Jony Ive, Apple’s Senior Vice President of Design, was honored as a “San Francisco Treasure” by the San Francisco Museum of Modern Art last night.
At the Julia Morgan Ballroom on the 15th floor of a building in the city’s financial district, museum patrons mixed with Ive’s tech friends for cocktails outside the dining room. The museum board members bemoaned their current lack of a permanent space (SFMOMA is being renovated), but were excited about the crowd’s reaction to Ive, who has risen in celebrity as the public face of Apple’s creative team.
Probably the most influential designer in the world, Ive gamely posed for selfies in his conservative gray suit and tie. After cocktails, he would take the stage to speak about his latest creation, the Apple Watch.
The hors d’oeuvres were skewers of crispy pork belly with carmelized apple. A DJ played British pop music from the ’60s.
“There’s something about right now — the museum being closed and your ability to interact with Jony’s design on a daily basis — a lot of people have a relationship with his work already,” said Jennifer Dunlop Fletcher, curator of architecture and design at SFMOMA. “Tonight, we have our best attendance ever.”
“Jony has been able to design work at a scale that’s never been done before,” said equally famous designer and Fuseproject founder Yves Behar, who was at the party chatting with geneticists about lab-made meat technology.
The voice of one of the evening’s hosts, Candace Cavanaugh, was heard over the speakers, hushing the crowd to a murmur.
“Tonight we honor Jony Ive — if you take a look around the room, you’ll notice we’re surrounded by photos Jony took himself,” she said. “I hope you take a moment to reflect on his pieces.”
His photos were of iPhones and Apple Watches, which seemed to float at various angles against a white backdrop.
Ive, who wore his hair cut to the same quarter-inch length as his beard, was chatty, but his PR handler, in a purple lace dress, said he wasn’t giving any comments. She wrapped her arm around the waist of a reporter who approached to say hello. Thwarted, we started talking to Ive’s friend, Kurt Dammermann, who was nearby.
“We’ve all got 10 of Jony’s things in our homes right now,” said Dammermann, who works at PCH Lime Lab, which is somehow related to Apple.
What does PCH make?
“I can’t tell you that,” he said. “We manufacture things for people.”
Wait, Kurt, does your wife know what you do?
“Why would I tell her?” he said. “The secrecy creates a great launch.”
Investment banker Charles Schwab was there, too, joking with people that now they were actually, “Talking to Chuck.”
“San Francisco is arguably one of the design capitals of the world,and Apple leads the parade in technology design,” Schwab said, about why Ive was deserving of recognition.
Cocktails wrapped up, and the crowd moved into the ballroom for dinner.
During dinner, Ive spoke onstage about the Apple Watch, giving a history of timekeepers, from the clocktower to the smartwatch: “I think it’s part of the human condition that when we see something huge and powerful, that we aspire to make it smaller, and personal,” he said.
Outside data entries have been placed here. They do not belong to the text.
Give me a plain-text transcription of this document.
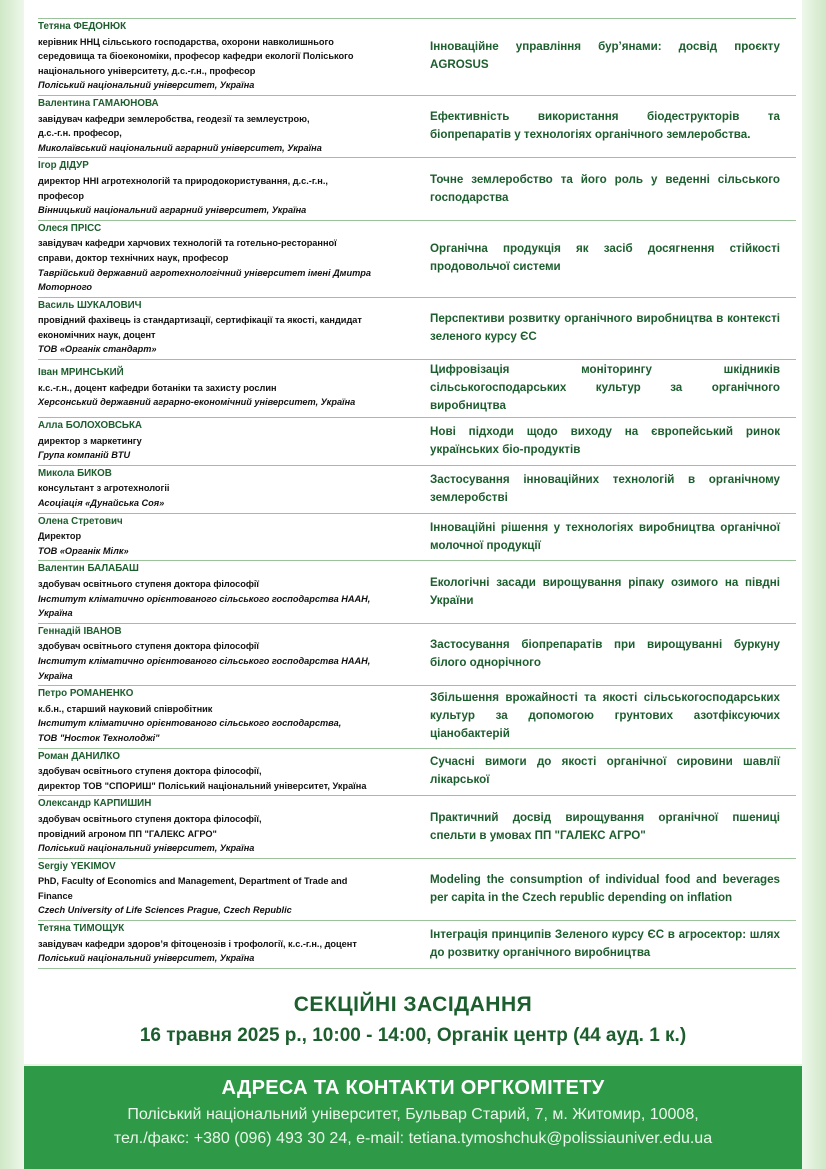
Тетяна ФЕДОНЮК
керівник ННЦ сільського господарства, охорони навколишнього
середовища та біоекономіки, професор кафедри екології Поліського
національного університету, д.с.-г.н., професор
Поліський національний університет, Україна
Інноваційне управління бур’янами: досвід проєкту AGROSUS
Валентина ГАМАЮНОВА
завідувач кафедри землеробства, геодезії та землеустрою,
д.с.-г.н. професор,
Миколаївський національний аграрний університет, Україна
Ефективність використання біодеструкторів та біопрепаратів у технологіях органічного землеробства.
Ігор ДІДУР
директор ННІ агротехнологій та природокористування, д.с.-г.н.,
професор
Вінницький національний аграрний університет, Україна
Точне землеробство та його роль у веденні сільського господарства
Олеся ПРІСС
завідувач кафедри харчових технологій та готельно-ресторанної
справи, доктор технічних наук, професор
Таврійський державний агротехнологічний університет імені Дмитра
Моторного
Органічна продукція як засіб досягнення стійкості продовольчої системи
Василь ШУКАЛОВИЧ
провідний фахівець із стандартизації, сертифікації та якості, кандидат
економічних наук, доцент
ТОВ «Органік стандарт»
Перспективи розвитку органічного виробництва в контексті зеленого курсу ЄС
Іван МРИНСЬКИЙ
к.с.-г.н., доцент кафедри ботаніки та захисту рослин
Херсонський державний аграрно-економічний університет, Україна
Цифровізація моніторингу шкідників сільськогосподарських культур за органічного виробництва
Алла БОЛОХОВСЬКА
директор з маркетингу
Група компаній BTU
Нові підходи щодо виходу на європейський ринок українських біо-продуктів
Микола БИКОВ
консультант з агротехнологіі
Асоціація «Дунайська Соя»
Застосування інноваційних технологій в органічному землеробстві
Олена Стретович
Директор
ТОВ «Органік Мілк»
Інноваційні рішення у технологіях виробництва органічної молочної продукції
Валентин БАЛАБАШ
здобувач освітнього ступеня доктора філософії
Інститут кліматично орієнтованого сільського господарства НААН,
Україна
Екологічні засади вирощування ріпаку озимого на півдні України
Геннадій ІВАНОВ
здобувач освітнього ступеня доктора філософії
Інститут кліматично орієнтованого сільського господарства НААН,
Україна
Застосування біопрепаратів при вирощуванні буркуну білого однорічного
Петро РОМАНЕНКО
к.б.н., старший науковий співробітник
Інститут кліматично орієнтованого сільського господарства,
ТОВ "Носток Технолоджі"
Збільшення врожайності та якості сільськогосподарських культур за допомогою грунтових азотфіксуючих ціанобактерій
Роман ДАНИЛКО
здобувач освітнього ступеня доктора філософії,
директор ТОВ "СПОРИШ" Поліський національний університет, Україна
Сучасні вимоги до якості органічної сировини шавлії лікарської
Олександр КАРПИШИН
здобувач освітнього ступеня доктора філософії,
провідний агроном ПП "ГАЛЕКС АГРО"
Поліський національний університет, Україна
Практичний досвід вирощування органічної пшениці спельти в умовах ПП "ГАЛЕКС АГРО"
Sergiy YEKIMOV
PhD, Faculty of Economics and Management, Department of Trade and
Finance
Czech University of Life Sciences Prague, Czech Republic
Modeling the consumption of individual food and beverages per capita in the Czech republic depending on inflation
Тетяна ТИМОЩУК
завідувач кафедри здоров’я фітоценозів і трофології, к.с.-г.н., доцент
Поліський національний університет, Україна
Інтеграція принципів Зеленого курсу ЄС в агросектор: шлях до розвитку органічного виробництва
СЕКЦІЙНІ ЗАСІДАННЯ
16 травня 2025 р., 10:00 - 14:00, Органік центр (44 ауд. 1 к.)
АДРЕСА ТА КОНТАКТИ ОРГКОМІТЕТУ
Поліський національний університет, Бульвар Старий, 7, м. Житомир, 10008,
тел./факс: +380 (096) 493 30 24, e-mail: tetiana.tymoshchuk@polissiauniver.edu.ua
With the iPhone, he said, he had the freedom of building something entirely new. Working with the watch’s form factor is harder, since it already has such a history: “There are cultural and historical implications and expectations. That’s why it’s been such a difficult and humbling program.”
Ive said he thinks the watch didn’t “pop down to the ankle,” because the wrist is “a remarkable place for certain things.”
“Obviously, you’re not going to read ‘War and Peace’ on your wrist. But for lightweight interactions, for casual glancing, it’s absolutely fabulous,” he said. “And I think this is the beginning of a very important category. With every bone in my body I know this is an important category, and this is the right place to wear it.”
And because it’s a new product, he said there’s “a childlike awe and curiosity” about what the Apple Watch might do. As an example, he spoke about its alarm-clock function.
“Just yesterday, somebody was saying, ‘Wow, do you know what I just did? I set the alarm in the morning, and it woke just me by tapping my wrist. It didn’t wake my wife or my baby,'” he recounted. “Isn’t that fantastic?”
Out in the foyer, Dede Wilsey, the exuberant San Francisco philanthropist, was chatting by the elevators with interior designer Ken Fulk.
Why was she here?
“I’m a friend of Jony’s,” Wilsey said.
It’s interesting that SFMOMA is focusing on tech and design, focusing on the iPhone.
“Well, I struggle with that damned thing every day,” she said.
It’s beautiful though, aesthetically.
“Beautiful with that pink cover I put on it,” she said.
Fair enough. And what was she was wearing?
“Oscar,” she said, referring to the late designer, De La Renta. “I stay loyal.”